Costretto ad uccidere il losco Plante (Karl Malden) perché aveva cercato di abusare di Elizabeth, la strada del medico si fa di nuovo in salita, facendogli rischiare l’impiccagione per omicidio, ma Elizabeth e l’uomo che Frail aveva salvato dal linciaggio barattano la sua salvezza con l’oro trovato sepolto sotto un albero e cedono i diritti sulla miniera che possedevano. Lieto fine, con il dottore che riesce a convincere la sua amata a non lasciare quel luogo, sottintendendo un futuro di tranquilla vita a due.
Riscontri non esaltanti sul mercato, ma una colonna sonora di tutto rispetto, con il motivo dei titoli di testa composto da Jerry Livingston – cantato in un’altra versione dallo specialista Frankie Laine – e le musiche di Max Steiner. Come tutti i film di John Ford, merita senza dubbio una collocazione speciale nella evoluzione del western cinematografico.
Di tutt’altro genere due pellicole che ricalcano il filone “indiano”.
La prima – “La guida indiana”, titolo originale “Yellowstone Kelly” – è dedicata ad una presunta avventura fra i Sioux di Luther Sage Kelly, esploratore, cartografo, tipografo e cercatore d’oro in Alaska, agente in una riserva dell’Arizona e governatore di un distretto delle Filippine. Una vita estremamente avventurosa, conclusasi in un ranch della California nel 1928, quando l’uomo aveva compiuto i 69 anni. Il romanzo che dà origine al film venne scritto da uno dei più apprezzati narratori del West, Clay Fisher, pubblicato nel 1957 con il titolo “Yellowstone Kelly”, e vorrebbe scoprire una vicenda nascosta nella vita del celebre esploratore, al tempo in cui non era ancora iniziata la campagna militare del 1876 contro Sioux e Cheyenne. In realtà la trama si discosta parecchio dal libro, nel quale la giovane indiana contesa fra il capo Gall, suo nipote Sayapi e Kelly termina i suoi giorni in preda alla pazzia.

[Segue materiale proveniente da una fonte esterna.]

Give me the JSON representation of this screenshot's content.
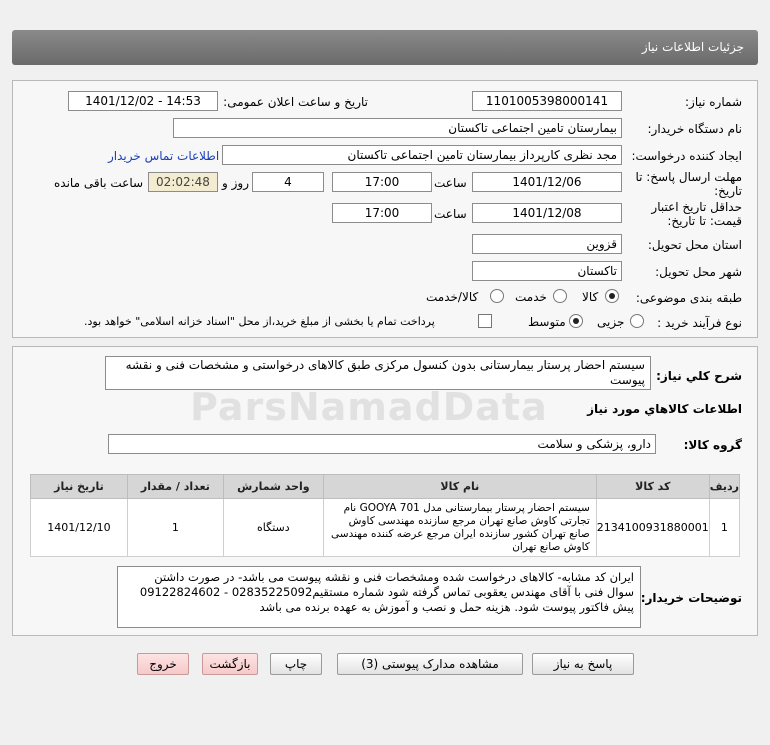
{
  "header": {
    "title": "جزئیات اطلاعات نیاز"
  },
  "fields": {
    "need_number_label": "شماره نیاز:",
    "need_number": "1101005398000141",
    "announce_label": "تاریخ و ساعت اعلان عمومی:",
    "announce_value": "1401/12/02 - 14:53",
    "buyer_org_label": "نام دستگاه خریدار:",
    "buyer_org": "بیمارستان تامین اجتماعی تاکستان",
    "requester_label": "ایجاد کننده درخواست:",
    "requester": "مجد نظری کارپرداز بیمارستان تامین اجتماعی تاکستان",
    "contact_link": "اطلاعات تماس خریدار",
    "reply_deadline_label_1": "مهلت ارسال پاسخ: تا",
    "reply_deadline_label_2": "تاریخ:",
    "reply_date": "1401/12/06",
    "time_label": "ساعت",
    "reply_time": "17:00",
    "days_value": "4",
    "days_label": "روز و",
    "remaining_time": "02:02:48",
    "remaining_label": "ساعت باقی مانده",
    "validity_label_1": "حداقل تاریخ اعتبار",
    "validity_label_2": "قیمت: تا تاریخ:",
    "validity_date": "1401/12/08",
    "validity_time": "17:00",
    "province_label": "استان محل تحویل:",
    "province": "قزوین",
    "city_label": "شهر محل تحویل:",
    "city": "تاکستان",
    "category_label": "طبقه بندی موضوعی:",
    "category_options": [
      "کالا",
      "خدمت",
      "کالا/خدمت"
    ],
    "process_label": "نوع فرآیند خرید :",
    "process_options": [
      "جزیی",
      "متوسط"
    ],
    "treasury_note": "پرداخت تمام یا بخشی از مبلغ خرید،از محل \"اسناد خزانه اسلامی\" خواهد بود."
  },
  "summary": {
    "label": "شرح کلي نياز:",
    "text": "سیستم احضار پرستار بیمارستانی بدون کنسول مرکزی طبق کالاهای درخواستی و مشخصات فنی و نقشه پیوست"
  },
  "goods": {
    "section_title": "اطلاعات کالاهاي مورد نياز",
    "group_label": "گروه کالا:",
    "group_value": "دارو، پزشکی و سلامت",
    "columns": [
      "ردیف",
      "کد کالا",
      "نام کالا",
      "واحد شمارش",
      "تعداد / مقدار",
      "تاریخ نیاز"
    ],
    "rows": [
      {
        "row": "1",
        "code": "2134100931880001",
        "name": "سیستم احضار پرستار بیمارستانی مدل GOOYA 701 نام تجارتی کاوش صانع تهران مرجع سازنده مهندسی کاوش صانع تهران کشور سازنده ایران مرجع عرضه کننده مهندسی کاوش صانع تهران",
        "unit": "دستگاه",
        "qty": "1",
        "date": "1401/12/10"
      }
    ]
  },
  "buyer_notes": {
    "label": "توضیحات خریدار:",
    "text": "ایران کد مشابه- کالاهای درخواست شده ومشخصات فنی و نقشه پیوست می باشد- در صورت داشتن سوال فنی با آقای مهندس یعقوبی تماس گرفته شود شماره مستقیم02835225092 - 09122824602 پیش فاکتور پیوست شود. هزینه حمل و نصب و آموزش به عهده برنده می باشد"
  },
  "buttons": {
    "reply": "پاسخ به نیاز",
    "docs": "مشاهده مدارک پیوستی (3)",
    "print": "چاپ",
    "back": "بازگشت",
    "exit": "خروج"
  },
  "watermark": "ParsNamadData"
}
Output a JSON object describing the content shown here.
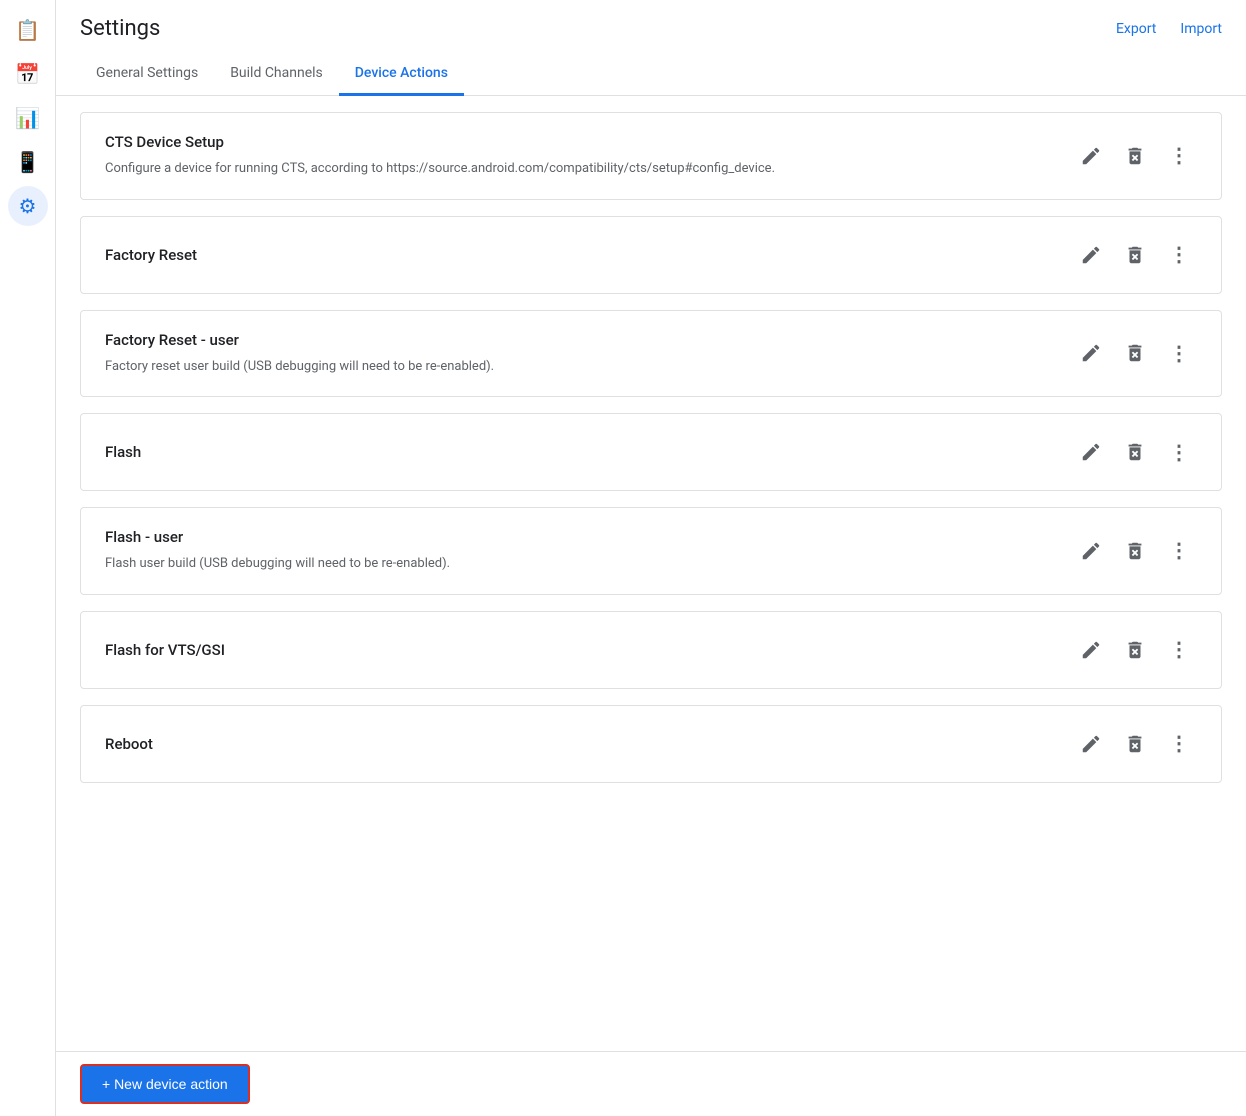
{
  "page": {
    "title": "Settings",
    "export_label": "Export",
    "import_label": "Import"
  },
  "sidebar": {
    "items": [
      {
        "id": "clipboard",
        "label": "Clipboard",
        "icon": "📋"
      },
      {
        "id": "calendar",
        "label": "Calendar",
        "icon": "📅"
      },
      {
        "id": "chart",
        "label": "Chart",
        "icon": "📊"
      },
      {
        "id": "device",
        "label": "Device",
        "icon": "📱"
      },
      {
        "id": "settings",
        "label": "Settings",
        "icon": "⚙",
        "active": true
      }
    ]
  },
  "tabs": [
    {
      "id": "general",
      "label": "General Settings",
      "active": false
    },
    {
      "id": "build",
      "label": "Build Channels",
      "active": false
    },
    {
      "id": "device-actions",
      "label": "Device Actions",
      "active": true
    }
  ],
  "device_actions": [
    {
      "id": "cts-device-setup",
      "title": "CTS Device Setup",
      "description": "Configure a device for running CTS, according to https://source.android.com/compatibility/cts/setup#config_device."
    },
    {
      "id": "factory-reset",
      "title": "Factory Reset",
      "description": ""
    },
    {
      "id": "factory-reset-user",
      "title": "Factory Reset - user",
      "description": "Factory reset user build (USB debugging will need to be re-enabled)."
    },
    {
      "id": "flash",
      "title": "Flash",
      "description": ""
    },
    {
      "id": "flash-user",
      "title": "Flash - user",
      "description": "Flash user build (USB debugging will need to be re-enabled)."
    },
    {
      "id": "flash-vts-gsi",
      "title": "Flash for VTS/GSI",
      "description": ""
    },
    {
      "id": "reboot",
      "title": "Reboot",
      "description": ""
    }
  ],
  "footer": {
    "new_action_label": "+ New device action"
  },
  "icons": {
    "edit": "✏",
    "delete": "🗑",
    "more": "⋮"
  }
}
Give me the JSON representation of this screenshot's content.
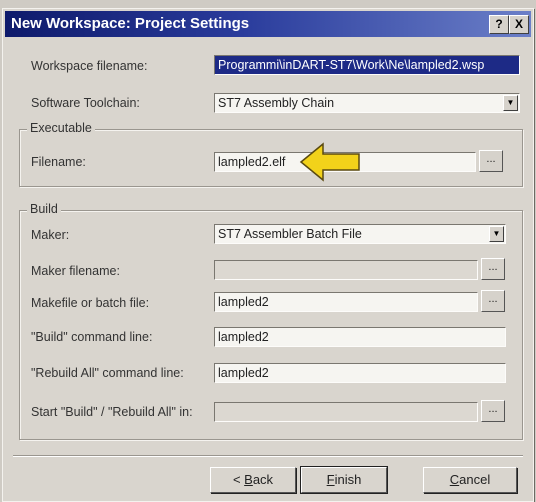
{
  "window": {
    "title": "New Workspace: Project Settings",
    "help_label": "?",
    "close_label": "X"
  },
  "fields": {
    "workspace_filename": {
      "label": "Workspace filename:",
      "value": "Programmi\\inDART-ST7\\Work\\Ne\\lampled2.wsp"
    },
    "software_toolchain": {
      "label": "Software Toolchain:",
      "value": "ST7 Assembly Chain"
    }
  },
  "executable": {
    "title": "Executable",
    "filename": {
      "label": "Filename:",
      "value": "lampled2.elf"
    },
    "browse_label": "..."
  },
  "build": {
    "title": "Build",
    "maker": {
      "label": "Maker:",
      "value": "ST7 Assembler Batch File"
    },
    "maker_filename": {
      "label": "Maker filename:",
      "value": ""
    },
    "makefile": {
      "label": "Makefile or batch file:",
      "value": "lampled2"
    },
    "build_cmd": {
      "label": "\"Build\" command line:",
      "value": "lampled2"
    },
    "rebuild_cmd": {
      "label": "\"Rebuild All\" command line:",
      "value": "lampled2"
    },
    "start_in": {
      "label": "Start \"Build\" / \"Rebuild All\" in:",
      "value": ""
    },
    "browse_label": "..."
  },
  "buttons": {
    "back": {
      "prefix": "< ",
      "accel": "B",
      "rest": "ack"
    },
    "finish": {
      "accel": "F",
      "rest": "inish"
    },
    "cancel": {
      "accel": "C",
      "rest": "ancel"
    }
  },
  "colors": {
    "title_start": "#0e1a6b",
    "title_end": "#6b7fc8",
    "arrow": "#f2d21a",
    "selection": "#1d2a86"
  },
  "icons": {
    "combo": "chevron-down-icon",
    "pointer": "yellow-arrow-icon"
  }
}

Il buonismo dei “B-movie” escogita invece una conclusione a lieto fine che spazza via la drammaticità del racconto di Fisher. Diretto da Gordon Douglas e sceneggiato da Burt Kennedy, presenta Clint Walker nella parte del protagonista, John Russell in quella del capo Gall e Andra Martin nei panni di Wahleeah, la ragazza crow (arapaho nel film) ferita e presa prigioniera da Sayapi (Ray Danton) e guarita da Kelly. Come c’era da aspettarsi, il film transita sugli schermi americani ed europei senza infamia e senza lode.
La seconda, “Guerra indiana”, riaccende un filone dal sapore vagamente cooperiano un po’ accantonato, quello dei conflitti coloniali tra Inglesi, Francesi e Pellirosse loro alleati, richiamando da vicino “Passaggio a Nord Ovest” di Vidor, anche perché il protagonista è sempre il maggiore Robert Rogers, lo storico comandante dei Queen’s Rangers britannici, interpretato questa volta da Keith Larsen. Diretto da Jacques Tourneur, fa parte di una trilogia che comprende “La valanga sul fiume” (“Fury River”) e “Frontiere in fiamme” (“Mission of Danger”) prodotti nel medesimo anno e co-diretti dallo stesso Tourneur. Larsen, considerato un attore di serie B, si era fatto un nome anche in Italia con la serie televisiva per ragazzi, in 26 episodi, “Penna di Falco”, nella quale interpreta un saggio e pacifico capo dei Cheyenne.
Dopo i 3 film citati, il western dedicato alla Vecchia Frontiera non avrebbe mai toccato livelli pari a quelli raggiunti con le storie di cowboy e pistoleri almeno fino al 1992, anno della riedizione de “L’ultimo dei Mohicani” diretto da Michael Mann e interpretato da Daniel Day-Lewis.